Phylacteries at South Pole

A representation of Judaica permanently rests at the South Pole in a hole three feet deep in snow that never melts in the Antarctic cold and is thus preserved for the ages. Roy Millenson of Bethesda, Maryland, has placed there the phylacteries his parents gave him for his Bar Mitzvah at the old Adas Israel Synagogue here nearly 40 years ago. The synagogue, now a national monument, is being converted by the Jewish Historical Society of Washington into a museum and library in time for America’s bicentennial as a nation.

Millenson, an observant Jew, told the Jewish Telegraphic Agency of the incident today upon his return from Antarctica where he had gone with a Congressional delegation to inspect the National Science Foundation’s station at the Pole. He is a staff member of the Foundation’s subcommittee of the Senate’s Labor and Public Welfare Committee and an aide to Sen. Jacob K. Javits (R.NY).

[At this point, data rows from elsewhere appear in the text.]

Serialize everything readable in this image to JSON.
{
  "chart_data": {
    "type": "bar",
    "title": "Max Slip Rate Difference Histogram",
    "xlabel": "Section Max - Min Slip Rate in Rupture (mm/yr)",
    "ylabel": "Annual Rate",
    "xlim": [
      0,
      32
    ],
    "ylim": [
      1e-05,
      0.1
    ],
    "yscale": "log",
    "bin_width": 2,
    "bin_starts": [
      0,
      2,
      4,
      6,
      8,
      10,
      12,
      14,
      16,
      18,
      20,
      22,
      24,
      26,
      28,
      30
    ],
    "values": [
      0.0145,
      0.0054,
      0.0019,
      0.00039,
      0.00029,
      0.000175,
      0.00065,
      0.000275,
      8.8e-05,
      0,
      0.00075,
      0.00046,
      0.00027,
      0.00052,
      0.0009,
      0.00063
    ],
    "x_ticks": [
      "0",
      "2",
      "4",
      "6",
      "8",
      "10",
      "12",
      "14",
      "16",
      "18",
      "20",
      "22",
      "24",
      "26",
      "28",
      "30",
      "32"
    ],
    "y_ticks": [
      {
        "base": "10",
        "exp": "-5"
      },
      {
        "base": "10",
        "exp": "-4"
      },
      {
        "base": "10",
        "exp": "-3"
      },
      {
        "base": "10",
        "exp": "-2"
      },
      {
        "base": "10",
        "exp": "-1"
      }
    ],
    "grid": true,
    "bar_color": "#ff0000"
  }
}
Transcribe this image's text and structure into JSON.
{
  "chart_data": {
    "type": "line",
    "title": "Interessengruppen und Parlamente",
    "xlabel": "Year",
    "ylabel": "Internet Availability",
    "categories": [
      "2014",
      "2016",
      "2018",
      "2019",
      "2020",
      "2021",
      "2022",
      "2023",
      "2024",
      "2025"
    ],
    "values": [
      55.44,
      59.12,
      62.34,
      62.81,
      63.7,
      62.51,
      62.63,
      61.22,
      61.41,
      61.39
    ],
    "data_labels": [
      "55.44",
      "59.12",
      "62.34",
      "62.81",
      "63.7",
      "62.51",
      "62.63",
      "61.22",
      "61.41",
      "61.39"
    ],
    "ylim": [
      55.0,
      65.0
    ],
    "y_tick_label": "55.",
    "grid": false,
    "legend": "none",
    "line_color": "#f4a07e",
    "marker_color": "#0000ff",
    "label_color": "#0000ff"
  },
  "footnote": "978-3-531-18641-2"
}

The phylacteries, Millenson said, “have be come worn over the years and my rabbi said that the proper way to dispose of them was by burial. The Antarctic trip came along and I took them with me. I said two prayers–the ‘shechayuno’ and the ‘shma’–and covered them with snow. As far I know, mine were the first Hebrew prayers ever said at the South Pole. The phylacteries are in a paper beg bearing the date Jan. 3. when the burial took place, Millenson said. The temperature at the time was 14 below zero (F).